Experience Center
Integrating with Google Workspace
You can connect your Google Workspace organization to Zscaler 3rd-Party App Governance to gain continuous visibility and governance for third-party apps installed in the Google Workspace environment, including automation of your vetting and governance processes.
Prerequisite
A user with Google Admin privileges is required to connect 3rd-Party App Governance to Google Workspace.
Some organizations prefer to use a dedicated service account for new service integrations. We recommend following your standard practice when connecting new services to your business applications.
Connecting Google Workspace to 3rd-Party App Governance
To connect Google Workspace to 3rd-Party App Governance:
- Click the Connect icon in the left-side navigation.
The Integrations window appears.
- In the Integrations window, click Add next to Google Workspace. You are prompted to sign in if you haven't already done so.
A consent window appears (all privileges are read-only), and you can see a detailed list of permissions and data here.
This consent step only allows reading of the apps in your workspace. Additional consent steps are required for the revocation and banning of apps. By default, 3rd-Party App Governance users who are not explicitly granted revocation rights are unable to perform revoke operations.
After connection is achieved, it might take a while to pull and ingest all relevant application data depending on the size of your tenant. During this time, a message is displayed that the domain is still being processed. After integration is completed, a success message appears, and the number of domains is updated. You then receive an email from Zscaler when the domain is ready for further review. To learn more about the integration statuses of a domain, see Status.
Viewing and Managing Google Workspace Integration
You can click Google Workspace in the Integrations window to expand and view the list of added domains along with information such as First connected, Last Synced, and Status.
- Domain: The name of the domain integrated with 3rd-Party App Governance.
- First connected: The date and time the domain was added, and the person who added the domain.
- Last Synced: The date and time the domain was last synced. If the domain has yet to sync, N/A is displayed. If the duration of the sync is excessive, the last sync time is highlighted in red.
When there are multiple domains, 3rd-Party App Governance displays the last sync with the most excessive time duration to indicate an issue so you can expand, view the domain, and take the relevant actions.
- Status: The integration status of the domain. One of the following statuses is displayed:
- Error: Failure to achieve a connection. The error message displays the reason for the failure. Contact Zscaler Support if you require further assistance.
- In progress: Connection is achieved and 3rd-Party App Governance is ingesting the relevant data. It might take a while to pull and ingest all relevant application data depending on the size of your tenant. During this time, a message is displayed that the domain is still being processed. You then receive an email from Zscaler when the domain is ready for further review.
- Success: The integration is completed successfully and the last sync time is updated.
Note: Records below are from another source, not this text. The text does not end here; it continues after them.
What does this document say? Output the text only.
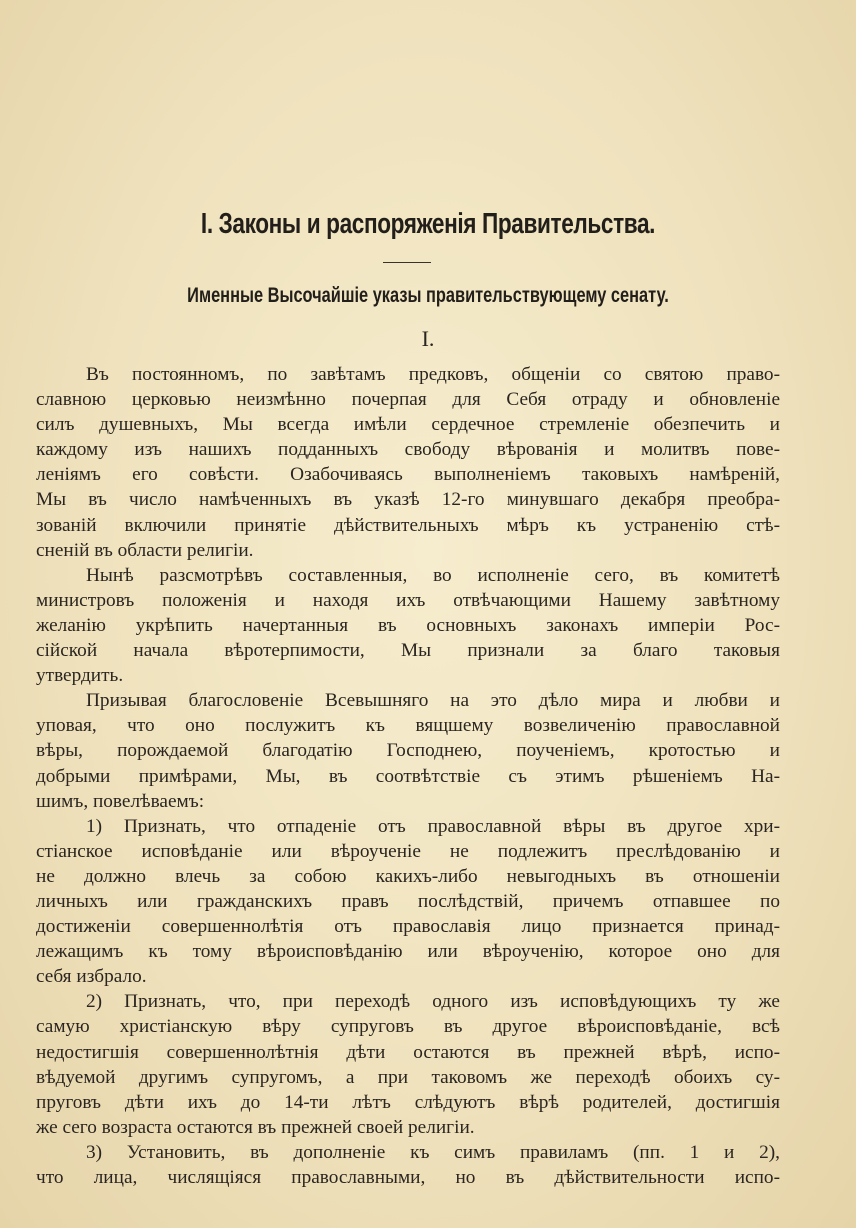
I. Законы и распоряженія Правительства.
Именные Высочайшіе указы правительствующему сенату.
I.
Въ постоянномъ, по завѣтамъ предковъ, общеніи со святою право-
славною церковью неизмѣнно почерпая для Себя отраду и обновленіе
силъ душевныхъ, Мы всегда имѣли сердечное стремленіе обезпечить и
каждому изъ нашихъ подданныхъ свободу вѣрованія и молитвъ пове-
леніямъ его совѣсти. Озабочиваясь выполненіемъ таковыхъ намѣреній,
Мы въ число намѣченныхъ въ указѣ 12-го минувшаго декабря преобра-
зованій включили принятіе дѣйствительныхъ мѣръ къ устраненію стѣ-
сненій въ области религіи.
Нынѣ разсмотрѣвъ составленныя, во исполненіе сего, въ комитетѣ
министровъ положенія и находя ихъ отвѣчающими Нашему завѣтному
желанію укрѣпить начертанныя въ основныхъ законахъ имперіи Рос-
сійской начала вѣротерпимости, Мы признали за благо таковыя
утвердить.
Призывая благословеніе Всевышняго на это дѣло мира и любви и
уповая, что оно послужитъ къ вящшему возвеличенію православной
вѣры, порождаемой благодатію Господнею, поученіемъ, кротостью и
добрыми примѣрами, Мы, въ соотвѣтствіе съ этимъ рѣшеніемъ На-
шимъ, повелѣваемъ:
1) Признать, что отпаденіе отъ православной вѣры въ другое хри-
стіанское исповѣданіе или вѣроученіе не подлежитъ преслѣдованію и
не должно влечь за собою какихъ-либо невыгодныхъ въ отношеніи
личныхъ или гражданскихъ правъ послѣдствій, причемъ отпавшее по
достиженіи совершеннолѣтія отъ православія лицо признается принад-
лежащимъ къ тому вѣроисповѣданію или вѣроученію, которое оно для
себя избрало.
2) Признать, что, при переходѣ одного изъ исповѣдующихъ ту же
самую христіанскую вѣру супруговъ въ другое вѣроисповѣданіе, всѣ
недостигшія совершеннолѣтнія дѣти остаются въ прежней вѣрѣ, испо-
вѣдуемой другимъ супругомъ, а при таковомъ же переходѣ обоихъ су-
пруговъ дѣти ихъ до 14-ти лѣтъ слѣдуютъ вѣрѣ родителей, достигшія
же сего возраста остаются въ прежней своей религіи.
3) Установить, въ дополненіе къ симъ правиламъ (пп. 1 и 2),
что лица, числящіяся православными, но въ дѣйствительности испо-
Reconnecting Google Workspace to 3rd-Party App Governance
You might need to reconnect Google Workspace to 3rd-Party App Governance if an error is displayed (e.g., Grant Expired). To reconnect Google Workspace to 3rd-Party App Governance:
- Click Google Workspace in the Integrations window to expand and view the list of added domains.
- Click the Reconnect icon next to the relevant domain.
A confirmation window appears.
- Click Confirm to continue.
A consent window appears. After consent is granted, the connection is updated.
Deleting a Google Workspace Connection
You can delete a Google Workspace connection to 3rd-Party App Governance. To delete a Google Workspace connection:
- Click Google Workspace in the Integrations window to expand and view the list of added domains.
- Click the Delete icon next to the relevant domain.
A confirmation window appears.
- Click Confirm to continue.
The connection is successfully deleted.
Permissions and Data Collected
The following table lists the permissions and data collected after integration.
Which permissions do we use? | What data do we get? |
View audit reports for your G Suite domain
| Admin, Token, and Login activity audit reports |
View usage reports for your G Suite domain
| Login activity reports |
View groups in your domain
| A list of groups in your Google domain |
See info about users in your domain
| A list of users in your Google domain |
View data access permissions for users in your domain
| OAuth grants your users issued to 3rd-party applications |
Troubleshooting
The error message This app is blocked appears when connecting 3rd-Party App Governance to your Google Workspace.
- In the Google Admin Console, go to Security > API Controls.
Google Administrative privileges are required for accessing the Google Admin Console.
- Under App Access Control, select Manage Third-Party App Access.
- Click Configure a new app.
- Enter the following client ID:
1017448667100-p63ee1484o66sdnfreusoafl8hp9oci5.apps.googleusercontent.com - Make sure Trusted: can access all Google services is selected, and then click Configure.
- Go back to the 3rd-Party App Governance Connect page and connect to Google Workspace again.